Sur le chapitre de la PMA, le livre raconte que les députés sont mobilisés, qu’il est prévu que la disposition figure dans le texte du mariage pour tous. Et vous racontez ce rendez-vous avec un Jean-Marc Ayrault livide, qui vous annonce que finalement la PMA sera dans la loi Famille. Que s’est-il passé selon vous? Qui a vraiment pris cette décision?

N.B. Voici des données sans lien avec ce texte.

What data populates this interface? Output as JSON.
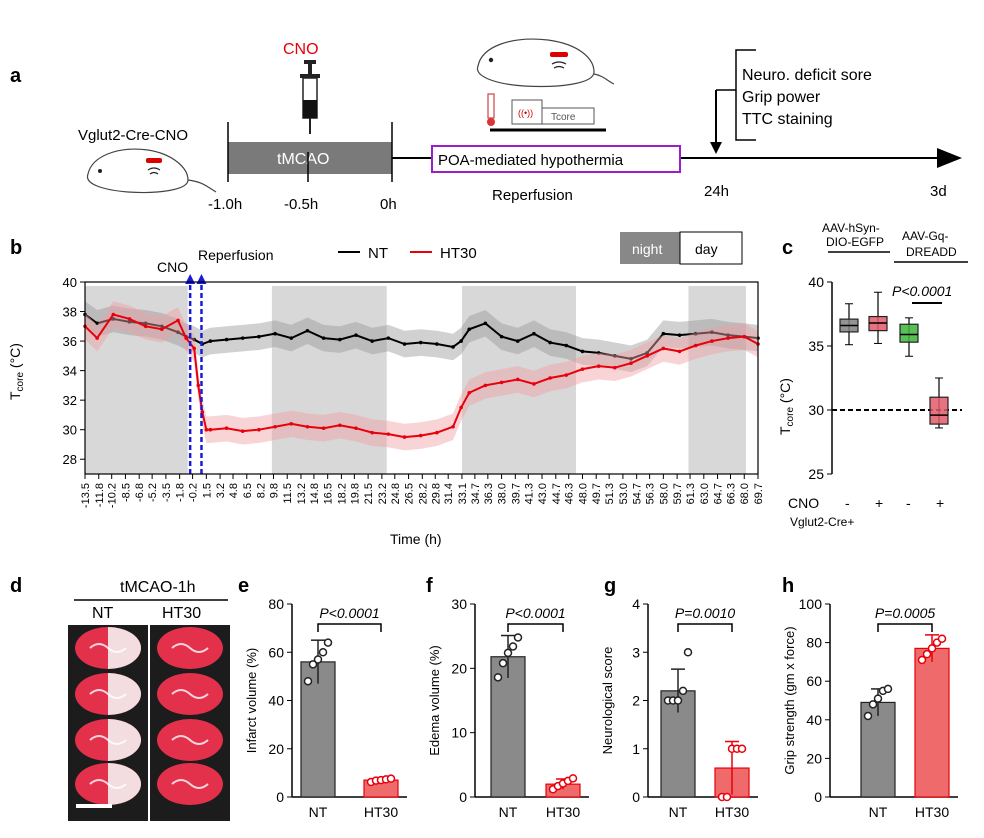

EB: Je suis incapable de vous le dire. Il y a des conjectures. Mais je ne sais pas si l’arbitrage définitif a été fait à l’Elysée ou à Matignon. Est-ce qu’aujourd’hui, si le texte arrivait maintenant, avec l’état d’esprit dans lequel nous sommes après quelques années de mandat, on aurait tenu tête à l’exécutif? Moi j’hésite encore. C’est toujours difficile d’analyser a posteriori. A l’époque nous étions dans un contexte où le projet de loi Famille était très largement écrit, déjà, par Dominique Bertinotti, qu’on n’imaginait pas du tout voir débarquée de son ministère parce qu’elle faisait très bien le job et qui était très favorable à la PMA. Le projet de loi devait être inscrit quelques semaines, quelques mois après la loi du mariage pour tous; Jean-Marc Ayrault s’était engagé par écrit (sur Twitter) à ce que la PMA y figure. J’ajoute un élément essentiel: la question de la PMA dépasse largement celui de l’accès aux couples de lesbiennes. Le texte actuel est totalement à côté de la plaque, notamment sur les problématiques d’accès à l’origine. Mon argument était de dire: il vaut mieux revisiter totalement la PMA dans quelques mois plutôt que de le faire uniquement par le prisme des couples de lesbiennes. Tous les éléments m’amenaient à être optimiste sur le fait que ça allait passer.

CR: Je me souviens qu’à l’époque, j’ai pensé que c’était enterré.

Vous racontez une discussion dans le livre où une députée néerlandaise vous conseille de tout faire en même temps.

EB: Elle n’était pas la seule. Cela dit, « en même temps » ne veut pas forcément dire dans le même texte. Le plupart des pays ont fait comme ça d’ailleurs, ils n’ont pas ouvert les trois droits [mariage, adoption, PMA] dans un seul texte, ils l’ont séquencé.

CR: Il y avait une cohérence à ce qu’il y ait une loi plus large sur la PMA, en revanche politiquement on voyait bien que si ce n’était pas sur le moment, il y avait peu de chances que cela se fasse après. De toutes manières, la mobilisation était là, PMA ou pas.

Ce qui est intéressant c’est que Manuel Valls, alors qu’il n’est pas encore Premier ministre, annonce l’abandon de la PMA dans la loi Famille. Et toujours lui qui, une fois à la tête du gouvernement, confirme son abandon total, qui plus est depuis le Vatican.

EB: Je ne dirai pas ce que j’en pense! Tout comme le fait que Christiane Taubira annonce les grandes lignes du texte dans le journal La Croix – même si c’est un journal que j’aime beaucoup et qui a traité le mariage pour tous d’une manière assez équilibrée -, j’avais trouvé ça un peu limite.

Laurence Rossignol, ministre de la Famille, a indiqué hier que cela serait une revendication du deuxième mandat. Qu’est ce que cela vous inspire?

EB: Ce débat s’impose à nous. Évidemment, pour la prochaine présidentielle, il faudra apporter des réponses à ce débat-là, qui encore une fois dépasse la problématique des couples de lesbiennes. Notre droit de la PMA n’est plus adapté aujourd’hui. Les médecins le disent, les juristes le disent, les associations familiales ne le disent pas trop, mais il y a un débat qui est fort et qui va nous opposer avec les mêmes. Notre droit de la PMA est calqué sur la filiation biologique. C’est là le problème. Personne ne penserait aujourd’hui à cacher ses origines à un enfant et pourtant le droit l’impose.

CR: Là où elle a raison d’une certaine manière, c’est que si on l’avait fait dans la foulée du mariage pour tous, on serait resté sur une revendication lesbienne. Là ce sera plus large. Ce qui est bien aussi. Parce qu’il y a la question des femmes seules, de l’anonymat… Tout cela sera posé à ce moment-là et c’est une bonne chose.